Odiei a feiúra na minha boca e fugi. Eu me perguntei, o que eu fiz? Eu queria cuspir, ressuscitar a galinha assustada, cuspir até que meu coração, meu coração, até minha alma viesse junto. No entanto, enquanto cuspia e cuspia, a carne permanecia na minha boca. Então eu percebi que caiu na minha língua Com seus pés pequenos, impede a passagem e garante sua sobrevivência. Seu bastardo, eu amaldiçoei, tire isso da sua boca!
Parei sabendo que a carne suja destruiria todo o meu trabalho, quebraria o delicado fio que eu havia tecido entre mim e Deus, me arrastaria para baixo como uma alma perdida para a boca verde do inferno animal. Lágrimas rolaram pelo meu rosto. Desci e desci e desci novamente. E ainda assim o pássaro resistiu. E então nos encontramos em uma estranha trégua, o rato e eu.
Talvez este fosse o meu destino: nunca ser engolido, apenas ser desfrutado. A sensação fez-me sentir tão doce e miserável como a excitação, as minhas partes moles de repente jorrando para fora de mim num fluxo de ternura e prazer. Eu era um sapo e era mais que um sapo. Eu era uma folha de grama balançando ao vento, um nenúfar se afogando em um riacho, uma mosca deliciosa voando fora de alcance.

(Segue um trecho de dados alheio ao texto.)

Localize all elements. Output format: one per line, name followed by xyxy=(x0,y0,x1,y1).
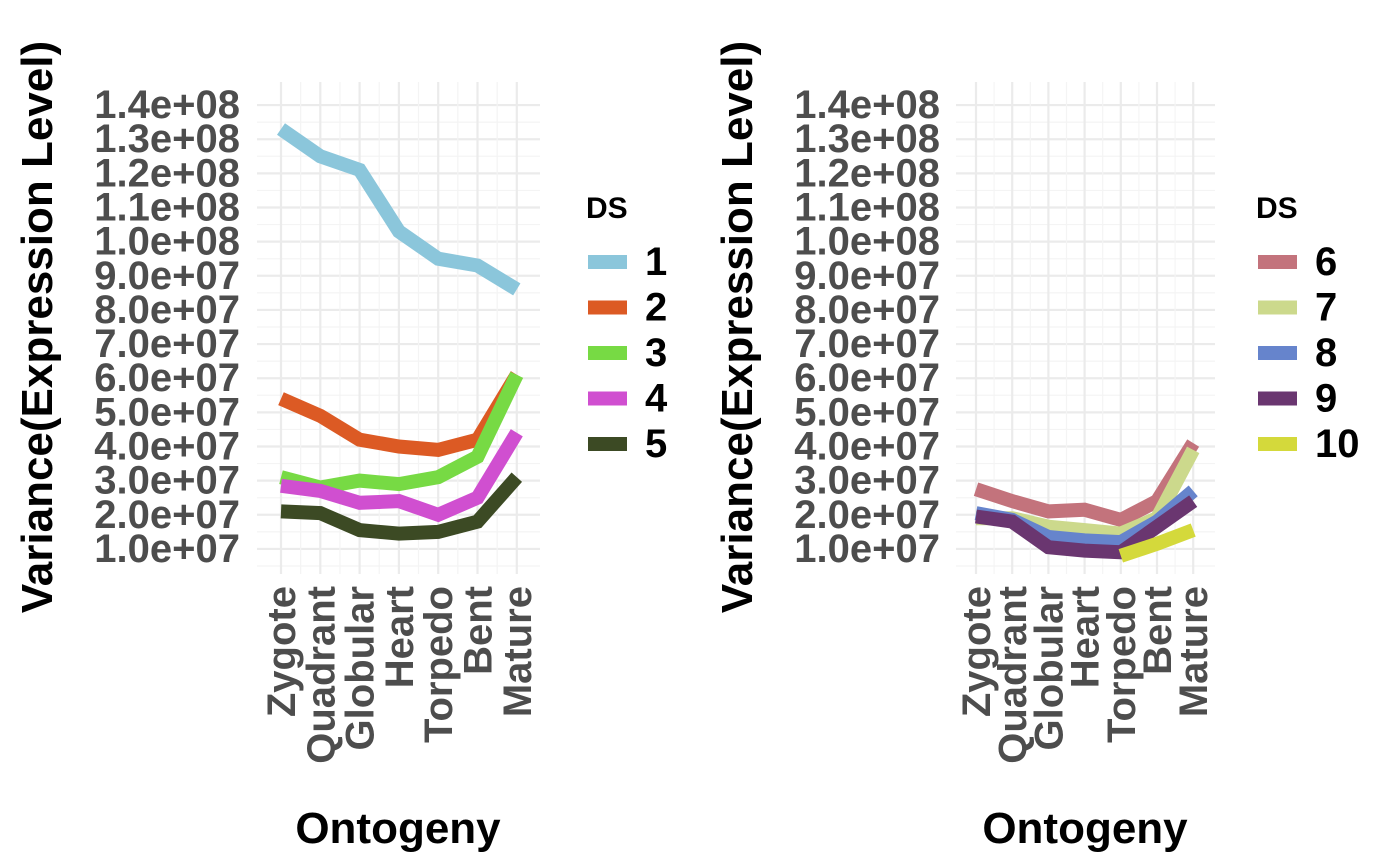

Eu era um sapo, não – eu sou Um sapo que está com fome e deseja o mundo. Enquanto eu viver neste cubo, buscarei a Deus. Esta é a vida que eu escolho. Vou pular tão alto que vou cair. Estou ansioso para me entregar ao desconhecido. Só posso rezar ao meu deus da luva porque não sei a que corpo pertence a mão. Senti fé, no quê, exatamente, não sei. Por conta própria? O laboratório? meu Deus? Frango? Eu me peguei sorrindo apesar da determinação teimosa do passageiro. Finalmente fui batizado pelo mundo. Eu não era herói nem santo, mas coloquei carne na boca e agora minha vida se tornou um grande objetivo. Não sou apenas um sapo; Eu sou A. Sapo. E esse é o fio que cai para quem gosta de grilos. Devemos pular, mesmo que estejamos condenados a comer leite.